Some time after graduating from high school in Crosby, Minn., he enlisted in 1942.
At age 22, McCoy was close to being drafted and wanted something other than an infantry assignment, so he joined the Army Air Corps.
Everyone wanted to be a pilot, he said, and though he began pursuing that course, he would become a bombardier, graduating as a second lieutenant from bombardier school in 1943.
McCoy was assigned to the 463rd bomb group, 772nd squadron. Orders to go overseas soon followed, and the dangers ahead for the young military men were obvious.
“We knew what to expect,” McCoy said.
His job included checking the bombs before takeoff and making sure the switches were working. Once airborne, he would factor in weather and wind conditions.
“It was kind of complicated, but it was interesting the way it worked,” he said.
On Oct. 12, 1944, on what would be his final mission, McCoy was aboard a brand new B-17 equipped with a clear front "bubble," a feature that was part of a new radar bombing system.
McCoy dropped a bomb on a bridge in Bologna, Italy, to cut off access for the Germans, but trouble soon followed.
At more than 20,000 feet, the B-17 took a direct hit to the right wing, and the plane caught fire.
The crew bailed, but McCoy had a problem.
He was wearing a flak jacket, a form of body armor, over his parachute.
While in a free fall, he had to try to remove it.
At around 5,000 feet, he was able to open the parachute and come down to earth safely.
But the danger was only beginning.
“The rifle bullets were buzzing by, and I landed in a bunch of Germans,” McCoy said.
He was captured, along with several other Americans, and the Germans immediately separated him from the others.
They thought bombardier McCoy must know all about the new radar bombing system, but “I didn't know squat,” he said.
Captured by Germans
McCoy was taken to Germany and interrogated for the next month.
He said he was waterboarded three or four times and repeatedly deprived of sleep in an effort to get him to talk.
At one point, the Germans decided McCoy either didn’t know anything about radar bombing or wasn’t going to give them information.
He was moved by train with other prisoners to two different POW camps in the months that followed.
McCoy said the time in captivity was miserable, sleeping in bunks with only straw bedding and getting a shower only about every two weeks.
There wasn’t nearly enough to eat.
“I've seen grown men fight over a crust of bread,” he said.
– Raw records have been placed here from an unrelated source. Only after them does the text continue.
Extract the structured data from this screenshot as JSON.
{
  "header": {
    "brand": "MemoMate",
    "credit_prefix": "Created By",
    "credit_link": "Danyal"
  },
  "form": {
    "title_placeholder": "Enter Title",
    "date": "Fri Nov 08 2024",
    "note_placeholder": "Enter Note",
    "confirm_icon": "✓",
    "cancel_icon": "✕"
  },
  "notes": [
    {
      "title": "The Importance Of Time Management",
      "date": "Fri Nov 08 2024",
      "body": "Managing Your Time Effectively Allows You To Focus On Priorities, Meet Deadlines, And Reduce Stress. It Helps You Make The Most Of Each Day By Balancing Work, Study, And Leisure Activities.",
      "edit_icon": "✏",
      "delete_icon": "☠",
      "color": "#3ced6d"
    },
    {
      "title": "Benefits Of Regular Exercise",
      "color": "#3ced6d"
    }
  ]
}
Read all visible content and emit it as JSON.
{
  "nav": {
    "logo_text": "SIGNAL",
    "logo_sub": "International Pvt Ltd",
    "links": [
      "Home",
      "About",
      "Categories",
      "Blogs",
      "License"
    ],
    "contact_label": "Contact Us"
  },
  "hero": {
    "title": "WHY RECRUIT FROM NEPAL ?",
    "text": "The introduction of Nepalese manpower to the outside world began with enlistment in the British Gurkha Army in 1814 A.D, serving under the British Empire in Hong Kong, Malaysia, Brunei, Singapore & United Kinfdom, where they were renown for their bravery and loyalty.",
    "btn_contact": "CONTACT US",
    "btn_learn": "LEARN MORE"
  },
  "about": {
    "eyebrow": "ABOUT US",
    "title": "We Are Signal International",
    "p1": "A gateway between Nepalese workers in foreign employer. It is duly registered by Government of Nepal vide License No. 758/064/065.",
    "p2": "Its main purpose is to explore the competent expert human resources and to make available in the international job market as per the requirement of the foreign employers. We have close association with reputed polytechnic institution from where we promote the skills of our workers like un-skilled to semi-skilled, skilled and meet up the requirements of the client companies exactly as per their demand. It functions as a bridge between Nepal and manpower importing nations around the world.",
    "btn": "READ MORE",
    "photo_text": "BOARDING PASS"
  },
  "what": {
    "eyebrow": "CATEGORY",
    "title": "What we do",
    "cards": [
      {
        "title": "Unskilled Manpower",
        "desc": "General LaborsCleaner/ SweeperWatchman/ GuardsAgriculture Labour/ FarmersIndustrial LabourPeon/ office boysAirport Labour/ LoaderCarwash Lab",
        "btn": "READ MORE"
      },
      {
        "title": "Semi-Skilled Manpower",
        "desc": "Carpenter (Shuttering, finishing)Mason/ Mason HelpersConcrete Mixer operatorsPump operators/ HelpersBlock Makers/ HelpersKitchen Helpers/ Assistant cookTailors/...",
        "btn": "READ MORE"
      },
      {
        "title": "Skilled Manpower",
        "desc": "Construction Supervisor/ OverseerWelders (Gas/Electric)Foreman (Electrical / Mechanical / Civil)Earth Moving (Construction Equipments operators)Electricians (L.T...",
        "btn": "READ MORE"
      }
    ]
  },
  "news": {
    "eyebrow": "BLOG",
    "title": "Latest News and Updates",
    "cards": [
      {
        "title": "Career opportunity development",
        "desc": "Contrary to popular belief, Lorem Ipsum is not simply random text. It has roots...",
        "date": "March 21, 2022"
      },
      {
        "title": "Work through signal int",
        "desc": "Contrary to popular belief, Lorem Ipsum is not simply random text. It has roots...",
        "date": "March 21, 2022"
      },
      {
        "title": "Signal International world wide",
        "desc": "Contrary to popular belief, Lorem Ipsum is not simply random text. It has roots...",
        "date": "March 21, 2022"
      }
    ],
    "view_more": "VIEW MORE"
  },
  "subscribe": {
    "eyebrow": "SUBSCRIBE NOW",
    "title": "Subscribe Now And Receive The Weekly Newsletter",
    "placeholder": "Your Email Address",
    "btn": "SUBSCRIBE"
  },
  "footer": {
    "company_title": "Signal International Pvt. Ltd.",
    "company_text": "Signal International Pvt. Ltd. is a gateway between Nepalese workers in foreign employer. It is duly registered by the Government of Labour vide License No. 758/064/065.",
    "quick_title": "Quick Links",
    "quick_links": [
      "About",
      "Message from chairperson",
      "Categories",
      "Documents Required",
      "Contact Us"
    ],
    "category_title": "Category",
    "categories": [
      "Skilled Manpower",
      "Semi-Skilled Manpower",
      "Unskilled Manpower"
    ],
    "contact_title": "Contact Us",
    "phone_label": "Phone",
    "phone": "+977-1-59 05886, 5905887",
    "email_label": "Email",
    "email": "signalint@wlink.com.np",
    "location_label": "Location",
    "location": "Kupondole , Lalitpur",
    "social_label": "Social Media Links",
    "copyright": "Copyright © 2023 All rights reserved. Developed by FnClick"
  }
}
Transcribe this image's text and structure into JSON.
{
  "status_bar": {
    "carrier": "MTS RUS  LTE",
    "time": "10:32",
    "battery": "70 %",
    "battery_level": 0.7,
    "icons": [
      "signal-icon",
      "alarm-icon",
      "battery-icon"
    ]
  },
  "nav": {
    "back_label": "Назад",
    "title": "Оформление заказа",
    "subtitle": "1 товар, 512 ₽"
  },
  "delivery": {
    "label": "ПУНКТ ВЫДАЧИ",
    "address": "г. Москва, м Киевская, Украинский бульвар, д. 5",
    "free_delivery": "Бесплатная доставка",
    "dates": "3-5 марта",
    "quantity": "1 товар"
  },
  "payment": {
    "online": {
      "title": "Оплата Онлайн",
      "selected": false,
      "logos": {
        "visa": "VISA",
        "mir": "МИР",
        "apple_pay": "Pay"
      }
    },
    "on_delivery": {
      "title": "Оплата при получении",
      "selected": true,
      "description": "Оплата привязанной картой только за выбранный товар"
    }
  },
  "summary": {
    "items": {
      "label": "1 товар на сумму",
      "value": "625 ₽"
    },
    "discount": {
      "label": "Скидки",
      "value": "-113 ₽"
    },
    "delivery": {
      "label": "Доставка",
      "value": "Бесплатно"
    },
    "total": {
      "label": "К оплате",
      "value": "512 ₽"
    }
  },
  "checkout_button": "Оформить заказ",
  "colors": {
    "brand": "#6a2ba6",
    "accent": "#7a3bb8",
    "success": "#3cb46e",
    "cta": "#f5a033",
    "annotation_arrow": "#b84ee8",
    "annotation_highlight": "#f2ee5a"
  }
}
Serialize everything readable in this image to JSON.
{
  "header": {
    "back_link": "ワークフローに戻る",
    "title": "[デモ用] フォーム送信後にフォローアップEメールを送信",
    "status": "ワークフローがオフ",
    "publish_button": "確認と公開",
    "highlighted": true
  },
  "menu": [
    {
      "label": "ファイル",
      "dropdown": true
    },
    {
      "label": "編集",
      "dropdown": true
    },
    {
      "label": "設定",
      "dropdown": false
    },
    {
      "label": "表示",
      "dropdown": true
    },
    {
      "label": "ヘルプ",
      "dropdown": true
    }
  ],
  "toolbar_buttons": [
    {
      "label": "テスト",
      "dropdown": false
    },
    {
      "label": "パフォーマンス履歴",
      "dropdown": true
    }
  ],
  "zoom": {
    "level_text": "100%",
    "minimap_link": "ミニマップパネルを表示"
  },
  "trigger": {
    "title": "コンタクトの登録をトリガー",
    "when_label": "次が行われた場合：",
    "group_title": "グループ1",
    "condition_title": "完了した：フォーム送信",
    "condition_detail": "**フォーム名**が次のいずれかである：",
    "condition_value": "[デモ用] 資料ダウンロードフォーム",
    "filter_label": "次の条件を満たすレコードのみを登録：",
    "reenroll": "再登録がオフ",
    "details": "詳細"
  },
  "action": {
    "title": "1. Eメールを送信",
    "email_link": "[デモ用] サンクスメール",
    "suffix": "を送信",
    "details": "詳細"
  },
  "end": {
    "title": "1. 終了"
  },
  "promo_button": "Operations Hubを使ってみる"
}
His weight dropped from 165 to 135 lbs.
Freedom finally came on April 29, 1945, when artillery rounds flew, the Germans fled and American tanks rolled into the camp.
The famous Gen. George Patton was riding atop one of them.
“I stood not 10 feet from him,” McCoy said.
The war was over and the government had to figure out how to get so many American soldiers back home.
Transportation was limited, so the military drew lots to determine the order of departure. McCoy was unlucky; he was one of the last to leave.
However, it gave him the opportunity to retrieve his POW records from the camp offices, which included his picture, fingerprint and bunk number.
Both of his brothers would also come back from the war uninjured.
McCoy went on to work as a bread distributor in Minnesota before moving to California, where he finished his career in insurance.
Three of his sons also served in the military.
McCoy doesn’t try to make too much of his service, adding that people at home sacrificed plenty during the war.
But the result of the collective effort can’t be diminished.
“We owe our freedom to veterans,” he said.